A típica garoa paulistana ajudou na extinção de mamíferos da Era do Gelo
Aumento da umidade média do planeta e garoa constante ao final da última era glacial transformaram os pastos de animais como os mamutes em mata fechada
São Paulo já foi a terra da garoa um dia – hoje, a industrialização, o trânsito, a destruição da área verde e a canalização de rios tornaram o clima da cidade instável e um pouco menos artístico.
Sorte de mamíferos como os mamutes lanudos e preguiças-gigantes, que curtem invernos secos. Os protagonistas do filme A Era do Gelo, revela uma pesquisa publicada ontem na Nature, foram extintos há cerca de 15 mil anos justamente porque o clima, na época, ficou úmido demais – e uma chuvinha fina e constante, velha conhecida de São Paulo e Londres, transformou a vegetação rasteira de lugares como Sibéria, Europa e as regiões mais frias das Américas do Sul e do Norte.

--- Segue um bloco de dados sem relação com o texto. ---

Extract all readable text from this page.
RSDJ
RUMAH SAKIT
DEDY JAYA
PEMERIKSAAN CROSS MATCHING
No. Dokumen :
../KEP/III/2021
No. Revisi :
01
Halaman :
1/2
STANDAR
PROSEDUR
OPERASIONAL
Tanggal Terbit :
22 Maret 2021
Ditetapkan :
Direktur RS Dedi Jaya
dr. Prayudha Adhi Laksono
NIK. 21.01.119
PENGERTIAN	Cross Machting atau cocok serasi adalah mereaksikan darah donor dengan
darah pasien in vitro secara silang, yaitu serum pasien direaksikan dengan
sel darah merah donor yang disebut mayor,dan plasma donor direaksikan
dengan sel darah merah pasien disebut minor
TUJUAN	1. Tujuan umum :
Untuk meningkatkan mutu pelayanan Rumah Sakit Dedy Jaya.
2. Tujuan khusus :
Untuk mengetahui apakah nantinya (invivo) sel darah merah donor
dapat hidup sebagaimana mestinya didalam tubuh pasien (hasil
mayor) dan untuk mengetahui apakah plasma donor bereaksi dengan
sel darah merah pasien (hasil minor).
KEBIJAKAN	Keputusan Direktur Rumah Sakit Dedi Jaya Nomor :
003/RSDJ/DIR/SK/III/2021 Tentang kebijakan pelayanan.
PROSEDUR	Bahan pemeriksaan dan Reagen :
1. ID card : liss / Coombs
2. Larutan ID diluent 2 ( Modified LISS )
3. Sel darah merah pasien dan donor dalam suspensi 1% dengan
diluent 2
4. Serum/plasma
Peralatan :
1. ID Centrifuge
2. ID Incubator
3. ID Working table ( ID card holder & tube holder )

O pleistoceno – nome técnico da época geológica que começou há 2,58 milhões de anos e durou até um pouco antes da ascenção das primeiras civilizações, há 11,7 mil anos atrás – é fascinante para biólogos e paleontólogos. Andavam por aí versões grandes e peludas dos mamíferos atuais, como os rinocerontes lanudos e os auroques, antepassados selvagens das vacas contemporâneas.

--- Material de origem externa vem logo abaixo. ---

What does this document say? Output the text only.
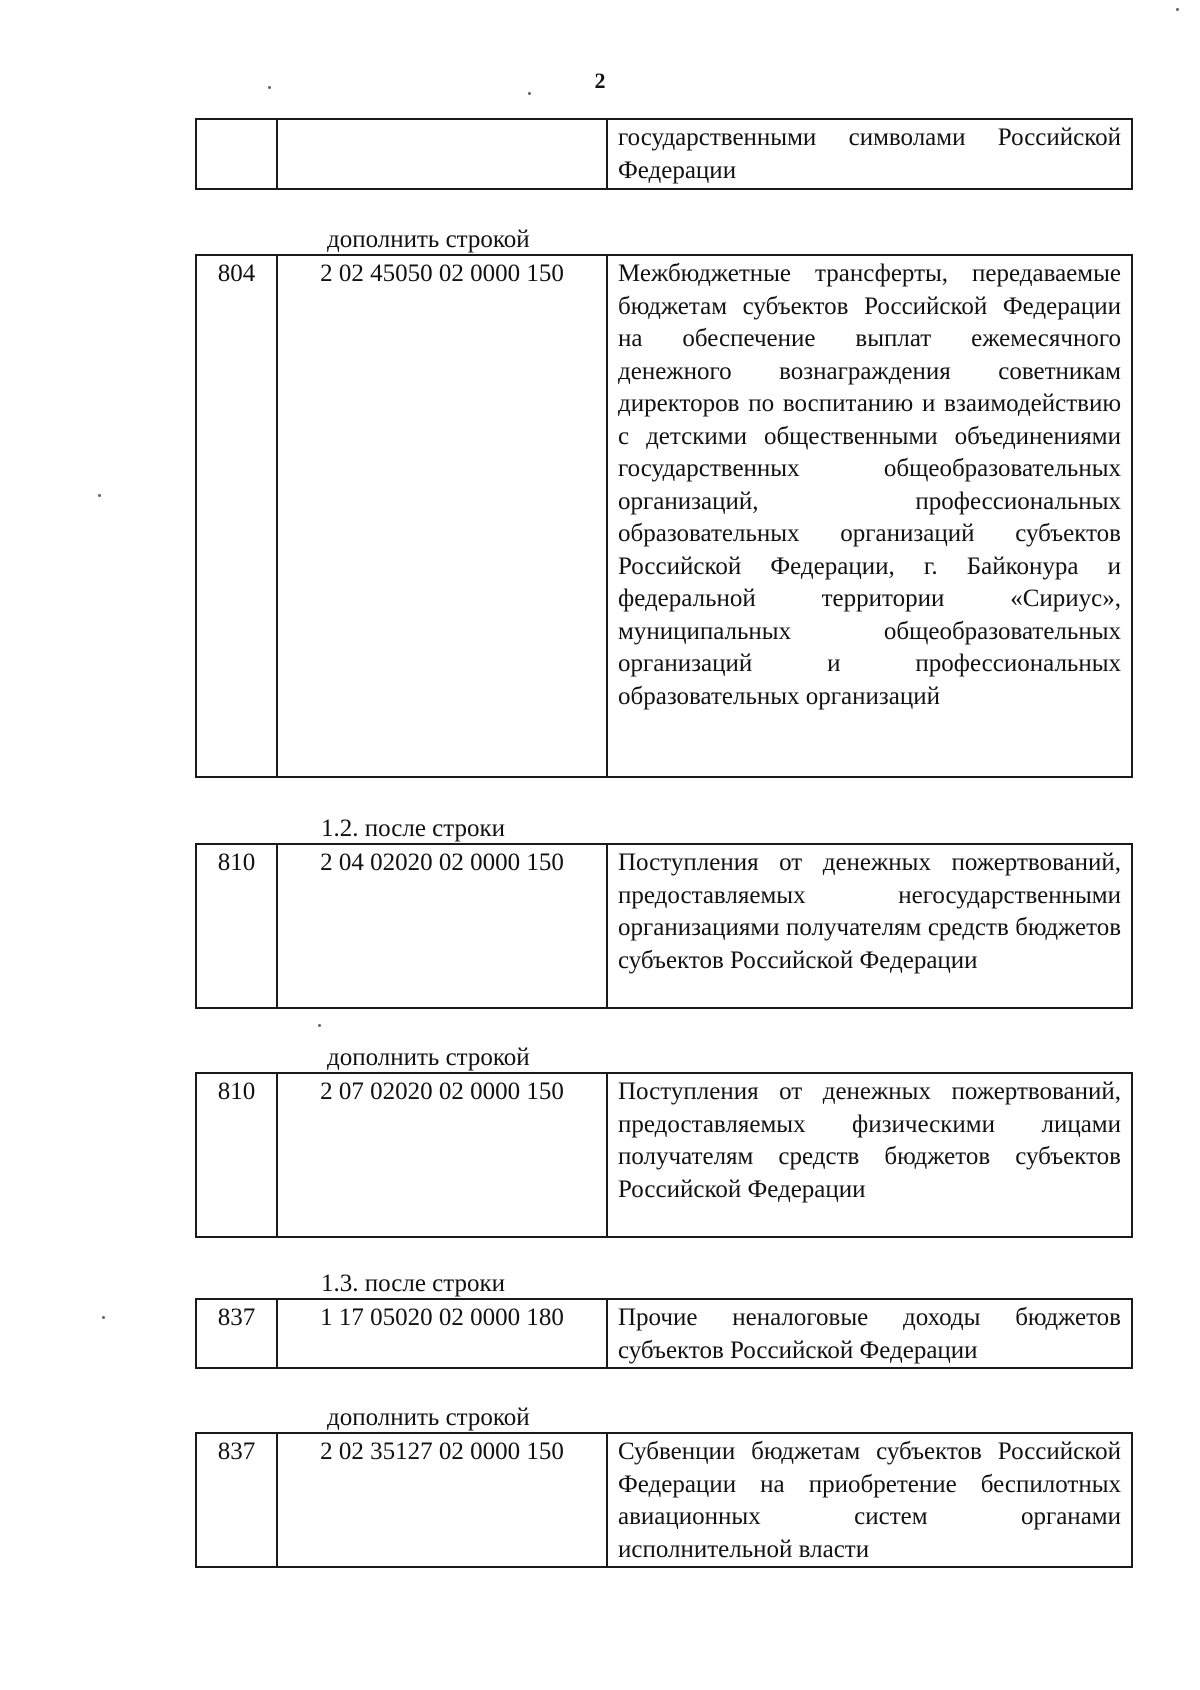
2
		государственными символами Российской Федерации
дополнить строкой
804	2 02 45050 02 0000 150	Межбюджетные трансферты, передаваемые бюджетам субъектов Российской Федерации на обеспечение выплат ежемесячного денежного вознаграждения советникам директоров по воспитанию и взаимодействию с детскими общественными объединениями государственных общеобразовательных организаций, профессиональных образовательных организаций субъектов Российской Федерации, г. Байконура и федеральной территории «Сириус», муниципальных общеобразовательных организаций и профессиональных образовательных организаций
1.2. после строки
810	2 04 02020 02 0000 150	Поступления от денежных пожертвований, предоставляемых негосударственными организациями получателям средств бюджетов субъектов Российской Федерации
дополнить строкой
810	2 07 02020 02 0000 150	Поступления от денежных пожертвований, предоставляемых физическими лицами получателям средств бюджетов субъектов Российской Федерации
1.3. после строки
837	1 17 05020 02 0000 180	Прочие неналоговые доходы бюджетов субъектов Российской Федерации
дополнить строкой
837	2 02 35127 02 0000 150	Субвенции бюджетам субъектов Российской Федерации на приобретение беспилотных авиационных систем органами исполнительной власти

O clima frio e inóspito de lugares como o norte da Rússia e do Canadá permitiu a preservação de centenas de fósseis e esqueletos desses animais, que hoje estão expostos em museus de história natural mundo afora (em Copenhagen, na Dinamarca, você pode ver um auroque, mas se sua praia for o mamute, vale uma visita à região de Abruzzo, na Itália).
Não há consenso sobre o que levou à extinção esse grupo de animais, que ficou conhecido de forma genérica pelo termo “megafauna”. A ação humana tem alguma culpa no cartório, mas cientistas também suspeitam do fim do último período de glaciação (que durou entre 110 mil e 13 mil anos atrás), quando as temperaturas médias do planeta e o nível dos oceanos aumentaram.
O novo artigo, liderado por Timothy Rabanus-Wallace, da Universidade de Adelaide, na Austrália, reforça a segunda hipótese. Na época, afirmam os pesquisadores, ecossistemas de vegetação rasteira, similares aos pampas gaúchos ou ao cerrado, cobriam mais de um terço da superfície terrestre.
Gramíneas, em geral, não ligam para o tempo seco, e vivem em harmonia com herbívoros comilões – que distribuem nutrientes pelas longas planícies. Vegetais típicos de regiões de mata fechada, por outro lado, costumam ter mecanismos de defesa eficientes, e não acham nada engraçado quando viram almoço de elefante. Assim, o desenvolvimento de uma vegetação mais rica em ambientes úmidos dificultou a vida de animais muito grandes, e o mais provável é que chuvas constantes e de pouca intensidade tenham sido responsáveis por essa transição.
Outro argumento forte a favor da hipótese é que ela ajuda a explicar porque muitos desses animais deixaram descendentes (como rinocerontes e hipopótamos contemporâneos) apenas na África. O continente está localizado bem em cima da linha do Equador – o que significa que, mesmo após o aumento da umidade e do calor, o cinturão de florestas da região central continuou cercado por savanas muito extensas, adequadas a mamíferos peso-pesado.
Essa proposta combina com a teoria mais aceita hoje, que afirma que animais africanos pré-históricos ainda estão vivos porque tiveram a oportunidade de assistir ao desenvolvimento do ser humano em seu berço. Com a convivência, veio o medo de caçadores e uma tendência maior a buscar proteção na presença humana – um instinto que os mamíferos das Américas, que conheceram nossa espécie já desenvolvida, não tiveram oportunidade de criar.